# Hello, Can anyone please explain how to find the critical value? ?

Hello, Can anyone please explain how to find the critical value? For example z0.01= 1.28, how do you find the 1.28? The water works commission needs to know the mean household usage of water by the residents of a small town in gallons per day. They would like the estimate to have a maximum error of 0.13 gallons. A previous study found that for an average family the standard deviation is 1.3 gallons and the mean is 18.5 gallons per day. If they are using a 98% level of confidence, how large of a sample is required to estimate the mean usage of water? Round your answer up to the next integer.

### 1 Answer

- AlanLv 71 month agoFavorite Answer
Critical value for two-sided test or hypothesis test where you are

checking whether the mean is different You look the probability P(z< Z) = 1- alpha/2 for a one sided test, where H1 is > or <

then ,, you look up

P(z< Z) = 1 -alpha for a right side test

p(z<Z ) = alpha for left tail

so if alpha = 0.10 and your test is one-sided

you look up

P(z<Z) = 1- 0.10 = 0.90

so in Excel =normsinv(0.90) = 1.281551566 to the nearest hundredth

Z =1.28

or looking up in a Z-table

P(z< 1.28) = 0.89973

P(z< 1.29) = .0.90147

From here some courses/professor would expect you to

interpolate .

Other course/professor tell you to just use the closest

value to 0.90

so Z = 1.28 is closer to 0.90 than

Z = 1.29

since 0.9 - 0.89973 = 0.00027

and 0.90147 - 0.90 = 0.00147

so 0.00027

if you interpolate, you should come close to matching

the same value from a normal calculator or excel normal function.

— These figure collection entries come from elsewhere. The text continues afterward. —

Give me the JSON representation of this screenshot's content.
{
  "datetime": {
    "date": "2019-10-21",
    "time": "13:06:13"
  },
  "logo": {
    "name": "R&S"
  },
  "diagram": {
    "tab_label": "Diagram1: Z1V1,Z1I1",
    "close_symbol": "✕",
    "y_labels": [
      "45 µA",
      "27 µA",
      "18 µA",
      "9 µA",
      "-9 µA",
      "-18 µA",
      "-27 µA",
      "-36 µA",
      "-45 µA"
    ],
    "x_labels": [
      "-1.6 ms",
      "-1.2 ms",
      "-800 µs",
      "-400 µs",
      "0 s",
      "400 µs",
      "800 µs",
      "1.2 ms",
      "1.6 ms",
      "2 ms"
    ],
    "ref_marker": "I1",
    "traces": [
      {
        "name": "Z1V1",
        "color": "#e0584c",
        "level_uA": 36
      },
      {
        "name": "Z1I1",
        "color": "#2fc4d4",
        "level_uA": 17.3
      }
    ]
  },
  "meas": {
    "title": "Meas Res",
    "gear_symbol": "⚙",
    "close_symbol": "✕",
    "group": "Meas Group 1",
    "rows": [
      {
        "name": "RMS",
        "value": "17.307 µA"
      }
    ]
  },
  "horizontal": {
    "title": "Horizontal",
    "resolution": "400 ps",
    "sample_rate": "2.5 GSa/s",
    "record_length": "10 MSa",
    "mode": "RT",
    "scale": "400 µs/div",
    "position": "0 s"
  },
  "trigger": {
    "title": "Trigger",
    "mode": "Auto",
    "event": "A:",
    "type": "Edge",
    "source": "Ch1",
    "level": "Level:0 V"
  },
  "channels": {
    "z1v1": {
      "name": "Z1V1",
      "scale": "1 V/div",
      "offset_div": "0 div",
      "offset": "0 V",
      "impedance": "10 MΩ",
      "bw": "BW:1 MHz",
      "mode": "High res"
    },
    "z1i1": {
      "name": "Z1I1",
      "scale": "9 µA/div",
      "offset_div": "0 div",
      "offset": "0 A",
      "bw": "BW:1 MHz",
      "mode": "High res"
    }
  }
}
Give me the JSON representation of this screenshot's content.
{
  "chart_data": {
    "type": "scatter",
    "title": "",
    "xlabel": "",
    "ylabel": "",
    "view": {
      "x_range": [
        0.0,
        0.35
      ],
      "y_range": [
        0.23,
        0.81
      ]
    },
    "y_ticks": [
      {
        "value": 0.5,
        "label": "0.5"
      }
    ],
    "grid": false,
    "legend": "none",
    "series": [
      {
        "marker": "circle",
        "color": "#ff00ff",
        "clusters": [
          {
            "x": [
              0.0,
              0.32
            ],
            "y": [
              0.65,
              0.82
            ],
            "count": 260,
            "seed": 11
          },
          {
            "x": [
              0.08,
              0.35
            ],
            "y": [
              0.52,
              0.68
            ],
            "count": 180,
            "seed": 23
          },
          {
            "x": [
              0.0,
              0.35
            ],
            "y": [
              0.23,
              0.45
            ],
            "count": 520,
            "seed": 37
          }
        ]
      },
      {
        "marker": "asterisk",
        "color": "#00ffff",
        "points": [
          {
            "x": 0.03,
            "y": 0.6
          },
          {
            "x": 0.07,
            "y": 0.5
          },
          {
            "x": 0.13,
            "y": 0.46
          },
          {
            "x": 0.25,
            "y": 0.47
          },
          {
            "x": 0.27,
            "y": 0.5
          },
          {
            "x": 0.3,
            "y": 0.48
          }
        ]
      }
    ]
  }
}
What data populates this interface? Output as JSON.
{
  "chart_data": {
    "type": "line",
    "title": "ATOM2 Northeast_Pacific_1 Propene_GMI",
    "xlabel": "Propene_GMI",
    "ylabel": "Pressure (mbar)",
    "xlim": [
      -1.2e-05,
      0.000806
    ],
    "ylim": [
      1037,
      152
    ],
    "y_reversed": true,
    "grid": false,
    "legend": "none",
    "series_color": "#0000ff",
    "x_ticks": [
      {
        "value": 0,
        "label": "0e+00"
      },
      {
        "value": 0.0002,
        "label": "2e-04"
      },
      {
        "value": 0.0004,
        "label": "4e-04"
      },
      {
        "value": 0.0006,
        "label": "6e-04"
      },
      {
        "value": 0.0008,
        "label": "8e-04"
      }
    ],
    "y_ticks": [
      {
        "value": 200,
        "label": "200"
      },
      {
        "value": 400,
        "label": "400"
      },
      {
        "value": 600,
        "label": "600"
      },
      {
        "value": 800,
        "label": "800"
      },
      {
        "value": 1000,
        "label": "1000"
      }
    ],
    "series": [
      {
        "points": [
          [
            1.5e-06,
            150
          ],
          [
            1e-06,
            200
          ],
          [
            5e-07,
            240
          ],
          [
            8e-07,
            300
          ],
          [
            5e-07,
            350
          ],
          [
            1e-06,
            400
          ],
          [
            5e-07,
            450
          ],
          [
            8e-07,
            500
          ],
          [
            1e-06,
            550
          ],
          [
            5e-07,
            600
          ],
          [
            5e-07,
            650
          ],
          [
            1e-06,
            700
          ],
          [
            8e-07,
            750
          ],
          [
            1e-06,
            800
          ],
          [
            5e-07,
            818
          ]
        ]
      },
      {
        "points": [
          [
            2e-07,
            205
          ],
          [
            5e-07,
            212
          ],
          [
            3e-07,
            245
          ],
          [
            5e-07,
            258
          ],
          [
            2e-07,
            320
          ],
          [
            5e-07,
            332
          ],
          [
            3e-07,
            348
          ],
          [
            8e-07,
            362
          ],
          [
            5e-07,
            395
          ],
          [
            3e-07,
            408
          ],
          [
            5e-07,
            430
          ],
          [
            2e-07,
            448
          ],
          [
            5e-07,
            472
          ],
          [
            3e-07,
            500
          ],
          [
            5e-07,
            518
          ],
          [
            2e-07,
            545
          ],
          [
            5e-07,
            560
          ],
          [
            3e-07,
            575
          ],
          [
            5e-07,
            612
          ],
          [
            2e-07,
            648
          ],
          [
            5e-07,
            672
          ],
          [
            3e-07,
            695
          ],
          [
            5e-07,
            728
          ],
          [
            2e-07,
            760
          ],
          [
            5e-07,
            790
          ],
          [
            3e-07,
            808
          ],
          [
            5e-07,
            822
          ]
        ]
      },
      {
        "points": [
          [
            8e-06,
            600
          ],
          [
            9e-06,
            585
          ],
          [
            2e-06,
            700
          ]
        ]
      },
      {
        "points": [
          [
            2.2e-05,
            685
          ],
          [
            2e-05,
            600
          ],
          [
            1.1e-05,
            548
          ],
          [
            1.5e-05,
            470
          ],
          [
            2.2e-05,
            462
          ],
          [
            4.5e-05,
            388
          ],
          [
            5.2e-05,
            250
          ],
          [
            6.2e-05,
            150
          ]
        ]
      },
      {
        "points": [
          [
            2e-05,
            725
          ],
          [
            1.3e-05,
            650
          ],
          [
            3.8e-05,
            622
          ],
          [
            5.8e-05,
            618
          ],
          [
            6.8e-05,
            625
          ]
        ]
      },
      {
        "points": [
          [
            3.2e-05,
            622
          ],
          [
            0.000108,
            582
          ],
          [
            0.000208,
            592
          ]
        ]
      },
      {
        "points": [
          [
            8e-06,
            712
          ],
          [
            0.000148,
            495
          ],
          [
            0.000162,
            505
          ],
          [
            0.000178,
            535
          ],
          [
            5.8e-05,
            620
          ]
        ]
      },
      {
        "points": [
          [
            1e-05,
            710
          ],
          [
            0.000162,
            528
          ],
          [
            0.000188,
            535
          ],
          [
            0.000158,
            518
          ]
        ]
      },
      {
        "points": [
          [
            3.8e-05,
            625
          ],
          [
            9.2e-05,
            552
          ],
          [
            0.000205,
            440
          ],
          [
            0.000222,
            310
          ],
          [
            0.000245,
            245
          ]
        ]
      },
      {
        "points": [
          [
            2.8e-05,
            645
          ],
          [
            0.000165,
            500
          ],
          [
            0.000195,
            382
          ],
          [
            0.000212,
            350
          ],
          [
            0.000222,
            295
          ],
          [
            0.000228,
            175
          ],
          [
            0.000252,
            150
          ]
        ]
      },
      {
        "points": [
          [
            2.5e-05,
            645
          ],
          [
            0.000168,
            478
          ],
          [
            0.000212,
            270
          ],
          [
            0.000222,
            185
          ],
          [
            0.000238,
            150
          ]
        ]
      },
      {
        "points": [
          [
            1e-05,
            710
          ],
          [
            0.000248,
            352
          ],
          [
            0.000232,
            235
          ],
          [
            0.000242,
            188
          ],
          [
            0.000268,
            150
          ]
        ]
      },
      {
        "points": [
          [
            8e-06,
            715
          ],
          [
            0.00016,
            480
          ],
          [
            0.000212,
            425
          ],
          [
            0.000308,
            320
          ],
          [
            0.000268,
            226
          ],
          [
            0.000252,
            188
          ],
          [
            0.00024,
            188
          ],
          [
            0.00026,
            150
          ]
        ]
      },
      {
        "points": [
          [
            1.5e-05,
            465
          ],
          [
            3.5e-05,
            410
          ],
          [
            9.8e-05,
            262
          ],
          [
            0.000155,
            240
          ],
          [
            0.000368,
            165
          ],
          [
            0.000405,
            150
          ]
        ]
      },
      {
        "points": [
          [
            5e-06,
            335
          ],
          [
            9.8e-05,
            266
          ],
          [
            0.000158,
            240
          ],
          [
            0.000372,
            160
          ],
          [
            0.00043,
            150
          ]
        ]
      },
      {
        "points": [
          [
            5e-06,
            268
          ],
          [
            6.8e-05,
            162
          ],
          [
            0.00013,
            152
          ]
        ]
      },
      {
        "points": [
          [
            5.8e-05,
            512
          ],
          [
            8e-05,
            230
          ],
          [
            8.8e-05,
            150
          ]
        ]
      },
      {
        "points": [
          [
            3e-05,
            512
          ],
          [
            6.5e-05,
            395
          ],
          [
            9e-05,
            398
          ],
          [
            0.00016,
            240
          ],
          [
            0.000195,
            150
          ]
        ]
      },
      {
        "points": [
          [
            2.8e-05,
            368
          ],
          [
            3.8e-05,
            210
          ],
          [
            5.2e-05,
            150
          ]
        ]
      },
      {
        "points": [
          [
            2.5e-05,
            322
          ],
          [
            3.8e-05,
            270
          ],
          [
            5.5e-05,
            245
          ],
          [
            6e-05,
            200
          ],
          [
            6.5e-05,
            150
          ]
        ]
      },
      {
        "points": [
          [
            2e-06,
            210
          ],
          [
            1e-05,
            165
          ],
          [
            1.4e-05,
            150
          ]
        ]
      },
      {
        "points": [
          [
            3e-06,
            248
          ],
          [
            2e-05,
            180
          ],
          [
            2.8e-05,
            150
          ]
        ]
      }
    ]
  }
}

with alpha = 0.10 and a two-sided test or a confidence

interval, you would look up

P(z<Z) = 1- 0.10/2 = 0.95

so in this case , 1.28 would be wrong

==== In your current problem

You have a confidence range which is two-sided.

If you are just given a confidence range

alpha = 1 - confidence range

P( z<Z ) = 1 -(1 -confidence range)/2 = 1 - (1-0.98)/2 = 1 - 0.02/2

P(z<Z ) = 0.99

and this makes sense because 0.99-0.01 = 0.98

so you have a 98 Percent range.

so look up this value using an inverse normal function

like =normsinv(0.99) in Excel

or find the two closest value in z-table

P(z< 2.32) = .0.98983

P(z< 2.33) = 0.99010

so 2.33 is the closest value (0.00010 above, versus 0.00017 below)

If you interpolate

2.32 + (0.99- 0.98983)*(0.01)/ (0.99010-0.98983)

=2.3263

so now this is your problem find out what you course, teacher or

professor wants you to use.

Some course use the closest value , so they would

expect you to just use 2.33

while others may expect to

interpolate only when it is off by a certain amount

while others course may expect you interpolate all the time.

CI_Low = mean - Z_critical*standard deviation/sqrt(N)

CI_High = mean - Z_critical*standard deviation/sqrt(N)

so the error on both sides is

SE = Z_critical*standard deviation/sqrt(N)

To find max error , 0.13 gallons

SE = 0.13 gallons

Z_critical = 2.3263 (interpolated value ) or 2.32 (closest value )

Standard deviation = 1.3

0.13 = 2.3263*1.3/sqrt(N)

multiply both sides by sqrt(N)

sqrt(N)*0.13 = 2.3263*1.3

divide both sides by 0.13

sqrt(N) = 2.3263*1.3/0.13

square both sides

N = (2.3263*1.3/0.13)^2

N = 541.167169

N = 542 (rounded up)

If you have used the closest value

N= (2.33*1.3/0.13)^2 = 542.89

N = 543 (using closest Z-value)

N = 542 (using interpolated Z-value)

So again, you have to learn what is expected in your course

as to when or if you should interpolate

or whether you can just use

Excel or calculator normal functions.